Change Your Sleep Position
Sleeping on your back lets gravity pull your tongue and soft palate backward into your airway. Side sleeping keeps these tissues from collapsing into the throat. For many people, this single change is enough to stop or significantly reduce snoring.
If you tend to roll onto your back during the night, a few tricks can help. Sewing a tennis ball into the back of a sleep shirt makes back sleeping uncomfortable enough that you’ll roll over without fully waking up. A body pillow or wedge pillow propped behind you can serve the same purpose. Some people elevate the head of their bed by about four inches using risers under the front legs, which changes the angle of the throat and reduces tissue collapse even if you do end up on your back.
Skip the Dairy Myth
You may have heard that avoiding milk or cheese before bed reduces snoring by cutting down on mucus production. This is a persistent belief, but it’s not supported by evidence. Drinking milk does not cause your body to produce more phlegm. What actually happens is that milk and saliva mix to create a slightly thick coating in the mouth and throat, which feels like extra mucus but isn’t. Studies in children with asthma, who would be especially sensitive to airway congestion, found no difference in symptoms between those drinking dairy milk and those drinking soy milk. Your time is better spent on the strategies above.
When Snoring Signals Something More Serious
Natural remedies work well for simple snoring, but they can’t fix obstructive sleep apnea, a condition where the airway fully closes repeatedly during sleep. Warning signs include gasping or choking during sleep, waking up with headaches, feeling exhausted despite a full night’s rest, and having a partner report that your breathing actually stops for seconds at a time.
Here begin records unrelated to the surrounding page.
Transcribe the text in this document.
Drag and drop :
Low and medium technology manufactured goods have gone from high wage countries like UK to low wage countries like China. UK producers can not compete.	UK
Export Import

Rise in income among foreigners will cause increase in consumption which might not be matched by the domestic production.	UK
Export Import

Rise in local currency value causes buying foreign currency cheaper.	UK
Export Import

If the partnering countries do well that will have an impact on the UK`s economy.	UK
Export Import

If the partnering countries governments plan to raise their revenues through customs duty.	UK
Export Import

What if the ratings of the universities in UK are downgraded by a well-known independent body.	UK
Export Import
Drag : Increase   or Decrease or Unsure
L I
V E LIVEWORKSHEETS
Risk factors that push simple snoring toward sleep apnea include a neck circumference over 17 inches (men) or 16 inches (women), a BMI over 35, being over 50, and high blood pressure. Screening tools like the STOP-BANG questionnaire, which doctors use to assess sleep apnea risk, flag scores of 5 or higher out of 8 as having high specificity for moderate to severe sleep-disordered breathing. If natural strategies don’t improve your snoring within a few weeks, or if you recognize any of these red flags, a sleep study can clarify what’s going on.